Kriminal

Polisi Tangkap Pelaku Ujaran Kebencian ke Jokowi dan Buya Syafii

Status AA di media sosial yang dipermasalahkan kepolisian.

Jurnalindonesia.co.id – Polisi menangkap pria berinisial AA (34) yang diduga telah menyebarkan ujaran kebencian lewat media sosial terhadap Presiden Joko Widodo (Jokowi), institusi Polri dan tokoh senior Muhammadiyah, Syafii Ma’arif.

AA ditangkap pada Rabu (14/2/2018) pukul 02.30 WIB.

“Satgas Patroli Medsos Dittipidsiber Bareskrim Polri telah melakukan penangkapan terhadap pelaku penyebaran hate speech berupa penghinaan dan pencemaran nama baik kepada Presiden Jokowi, tokoh ulama Buya Syafii, dan Polri melalui media sosial Facebook,” kata Dirtipidsiber Bareskrim Polri Brigjen Fadil Imran dalam keterangannya, Kamis (15/2/2018).

“(Motif) menyebarkan konten hate speech dengan alasan spontanitas atas ungkapan rasa kecewa,” imbuh Fadil.

Selain menyebarkan ujaran kebencian (hate speech), AA juga mengunggah foto sedang menenteng senjata laras panjang jenis air softgun dan dibubuhi keterangan: “Siap mengawal kepulangan Imam Besar Habib Muhammad Rizieq Syihab Lc,MA. TAKBIR!”.

Namun belum ada keterangan dari mana senjata itu didapatkan.

Fadil menambahkan, dari tangan pelaku polisi menyita sejumlah barang bukti, antara lain 1 unit handphone Xiaomi Redmi3S, SIM card Telkomsel, akun Facebook AA, dan 1 unit senjata laras panjang air softgun.

Inilah ujaran kebencian yang ditulis AA dalam akun Facebook-nya, sebagaimana disampaikan Fadil:

1. Polisi zaman now justru membiarkan kejahatan membungkam suara Keadilan

2. Saat Ulama diserang dan dibunuh, dia diam dan cuek saja.

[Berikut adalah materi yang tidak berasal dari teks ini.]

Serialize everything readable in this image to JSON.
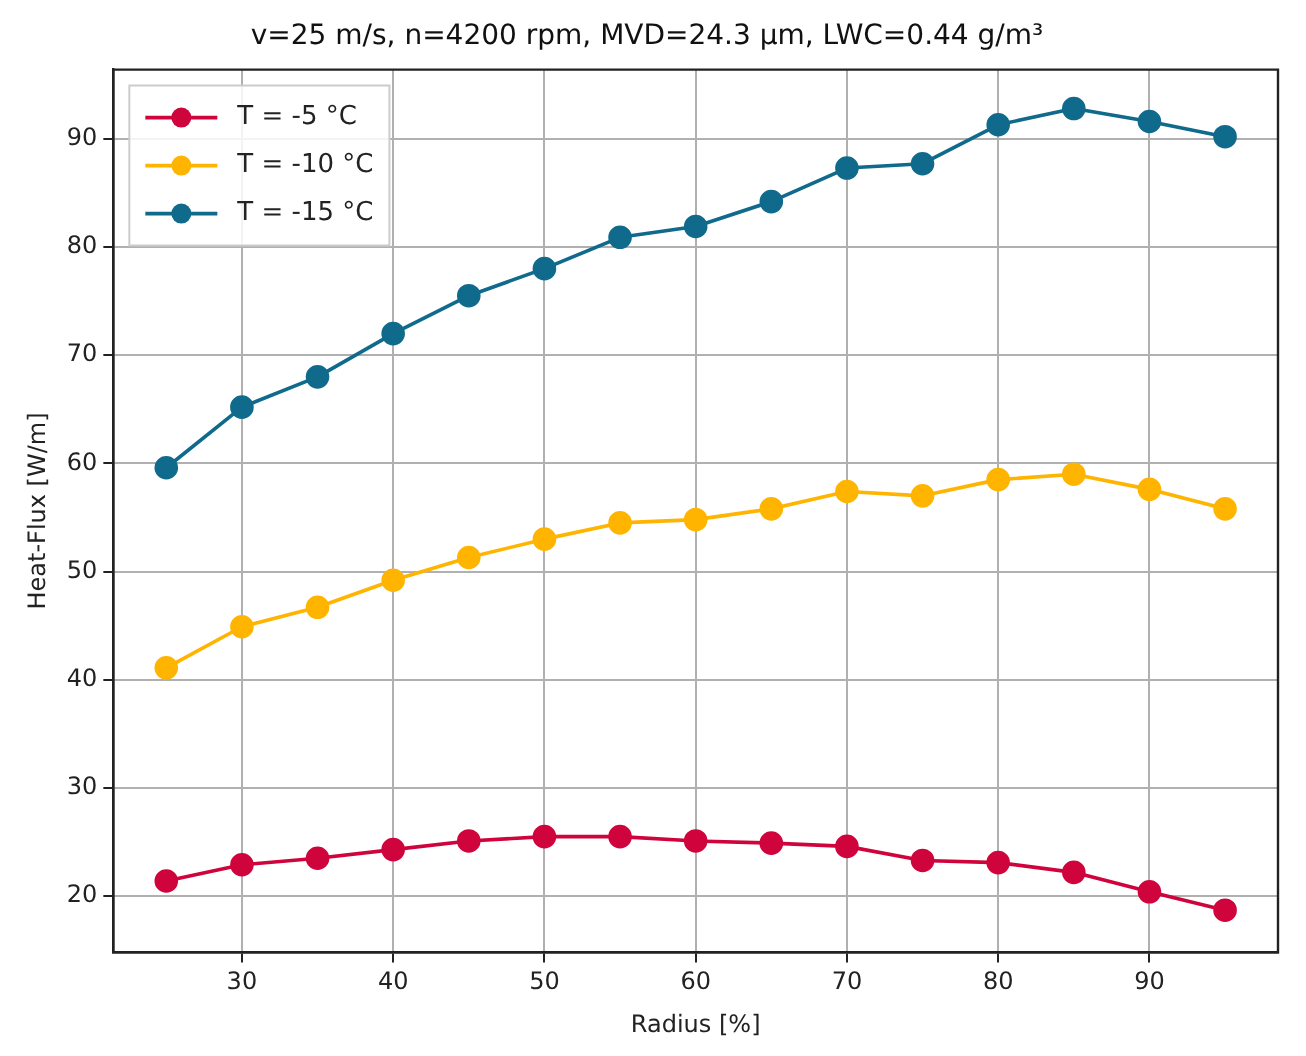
{
  "chart_data": {
    "type": "line",
    "title": "v=25 m/s, n=4200 rpm, MVD=24.3 µm, LWC=0.44 g/m³",
    "xlabel": "Radius [%]",
    "ylabel": "Heat-Flux [W/m]",
    "x": [
      25,
      30,
      35,
      40,
      45,
      50,
      55,
      60,
      65,
      70,
      75,
      80,
      85,
      90,
      95
    ],
    "series": [
      {
        "name": "T = -5 °C",
        "color": "#d0043c",
        "values": [
          21.4,
          22.9,
          23.5,
          24.3,
          25.1,
          25.5,
          25.5,
          25.1,
          24.9,
          24.6,
          23.3,
          23.1,
          22.2,
          20.4,
          18.7
        ]
      },
      {
        "name": "T = -10 °C",
        "color": "#ffb400",
        "values": [
          41.1,
          44.9,
          46.7,
          49.2,
          51.3,
          53.0,
          54.5,
          54.8,
          55.8,
          57.4,
          57.0,
          58.5,
          59.0,
          57.6,
          55.8
        ]
      },
      {
        "name": "T = -15 °C",
        "color": "#0f6a8c",
        "values": [
          59.6,
          65.2,
          68.0,
          72.0,
          75.5,
          78.0,
          80.9,
          81.9,
          84.2,
          87.3,
          87.7,
          91.3,
          92.8,
          91.6,
          90.2
        ]
      }
    ],
    "xlim": [
      21.5,
      98.5
    ],
    "xticks": [
      30,
      40,
      50,
      60,
      70,
      80,
      90
    ],
    "ylim": [
      14.8,
      96.4
    ],
    "yticks": [
      20,
      30,
      40,
      50,
      60,
      70,
      80,
      90
    ],
    "grid": true,
    "legend": "top left",
    "marker": "circle",
    "line_style": "solid"
  }
}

Giliran gereja diserang, dia dengan sigap menjenguk gedung gereja tersebut. Mengapa bisa begitu..? sebab, kalau ke gereja dia dapat amplop.?. (terlampir foto Buya Syafii dalam tulisan AA tersebut)

3. Beda level, Umar bin Khattab adalah Khalifah, sementara Jokowi cuma jongosnya Aseng dan Asing

4. Kalau gak ngutang, ya jual asset Negara. Itu kehebatan Jokowi.

Pelaku dijerat dengan Pasal 45 ayat (3) jo Pasal 27 ayat (3) Undang-Undang Nomor 19 Tahun 2016 tentang Perubahan atas Undang-Undang Nomor 11 Tahun 2008 tentang Informasi Transaksi Elektronik dan/atau Pasal 310 KUHP dan/atau Pasal 311 KUHP dan/atau Pasal 207 KUHP.

Fadil pun berpesan agar masyarakat lebih bijak dalam menggunakan media sosial.